Qualche anno fa Adelphi ha pubblicato Sotto una stella crudele, le memorie in cui, con delicata ironia, Heda Margolius Kovály raccontava il tragico destino di sopravvissuta ai campi di concentramento e ai processi politici nella Praga dell’inizio degli anni Cinquanta, quando la sua famiglia venne travolta dallo spietato nuovo ordine stalinista che avrebbe cambiato per sempre la storia della Cecoslovacchia. Dopo una rocambolesca fuga alla fine della guerra e qualche anno di intensa costruzione del socialismo, si apriva per lei, vedova di un nemico del popolo, un lungo periodo di stenti, impossibile da dimenticare: «custodisco il passato dentro di me ripiegato come una fisarmonica, come uno di quei libretti di cartoline, piccoli e ordinati, che la gente porta a casa per ricordo da città lontane».

RUDOLF MARGOLIUS era stato giustiziato nel corso del famigerato processo contro l’inesistente «centro di cospirazione antistatale» diretto dal Segretario generale del Partito comunista Rudolf Slánský. La «colpa» di Margolius, il più giovane tra i condannati a morte, era quella di aver gestito, in quanto viceministro del Commercio estero, le relazioni con i paesi occidentali. Il processo, caratterizzato da grottesche confessioni estorte con la forza, fu seguito in tutto il mondo e terminò con la condanna a morte di undici comunisti (tra cui lo stesso segretario generale) e tre condanne all’ergastolo. L’antisemitismo dell’intero processo era sancito dal fatto che ben undici dei quattordici accusati fossero definiti «di origine ebraica».

Si tratta di un episodio conosciuto grazie al successo avuto dalla pubblicazione delle testimonianze di sopravvissuti e parenti: la Confessione di Arthur London (da cui fu tratto nel 1970 l’omonimo film di Costa-Gavras), il rapporto di Josefa Slánská o la testimonianza di Eugen Löbl.

Poldi, editore piccolo ma battagliero, ha ora tradotto le memorie del figlio di Heda e Rudolf, Ivan Margolius (Riflessi di Praga pp. 336, euro 22). Proprio quel bambino di cui Heda parla a lungo nelle sue memorie, a cui aveva a lungo nascosto la causa della morte del padre e, su desiderio del marito, cambiato il cognome con quello del secondo marito (Kovály). L’autore, emigrato nel 1966 in Inghilterra, è un noto architetto e autore di diversi volumi, tra i quali una monografia sulla visionaria concezione architettonica di Jan Kaplický.

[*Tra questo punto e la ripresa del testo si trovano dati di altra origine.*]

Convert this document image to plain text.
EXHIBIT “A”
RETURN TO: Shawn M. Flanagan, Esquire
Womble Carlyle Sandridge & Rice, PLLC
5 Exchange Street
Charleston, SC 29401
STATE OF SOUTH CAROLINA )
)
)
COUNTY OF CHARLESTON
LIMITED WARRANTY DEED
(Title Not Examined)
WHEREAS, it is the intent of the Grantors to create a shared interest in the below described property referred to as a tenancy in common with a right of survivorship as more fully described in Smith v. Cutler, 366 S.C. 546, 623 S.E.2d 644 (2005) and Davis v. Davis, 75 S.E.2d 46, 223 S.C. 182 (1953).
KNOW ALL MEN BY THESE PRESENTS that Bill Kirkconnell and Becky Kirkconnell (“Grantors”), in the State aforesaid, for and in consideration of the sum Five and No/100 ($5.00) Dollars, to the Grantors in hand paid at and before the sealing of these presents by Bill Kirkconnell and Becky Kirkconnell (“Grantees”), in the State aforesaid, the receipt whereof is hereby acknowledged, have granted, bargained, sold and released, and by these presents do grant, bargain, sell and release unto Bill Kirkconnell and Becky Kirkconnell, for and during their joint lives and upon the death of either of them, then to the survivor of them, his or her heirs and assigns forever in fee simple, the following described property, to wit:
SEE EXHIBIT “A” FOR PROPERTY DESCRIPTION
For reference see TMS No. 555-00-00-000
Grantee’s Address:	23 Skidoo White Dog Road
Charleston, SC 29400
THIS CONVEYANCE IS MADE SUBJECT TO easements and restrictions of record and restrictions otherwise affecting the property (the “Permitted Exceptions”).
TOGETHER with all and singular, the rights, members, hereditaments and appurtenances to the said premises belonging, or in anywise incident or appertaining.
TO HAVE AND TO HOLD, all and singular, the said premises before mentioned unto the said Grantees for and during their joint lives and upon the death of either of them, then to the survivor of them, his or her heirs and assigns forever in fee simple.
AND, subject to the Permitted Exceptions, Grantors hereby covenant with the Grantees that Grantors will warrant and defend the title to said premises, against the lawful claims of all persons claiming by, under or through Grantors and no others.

Riflessi di Praga racconta la sua ricerca del padre, l’impossibile speranza di rincontrarlo su quella macchina su cui immagina di salire all’inizio e alla fine del libro. Attraverso materiali d’archivio, ricordi di famiglia, atti del processo, Ivan Margolius cerca di ricostruire non solo le peripezie dei genitori ma anche di dare un senso alla propria vita, segnata dall’avvenimento che gli aveva gettato addosso «una nera nube di inquietudine» che «non se ne andò mai più».

LO STILE SOBRIO e allo stesso tempo partecipe offre una testimonianza su un avvenimento che ha travolto varie generazioni. Ma che non va dimenticato perché, come dice Ivan Margolius nella lettera ai genitori posta in calce al libro «la costruzione di un futuro sicuro per l’umanità nell’ulteriore sviluppo del mondo è impossibile senza uno scrupoloso studio degli avvenimenti passati».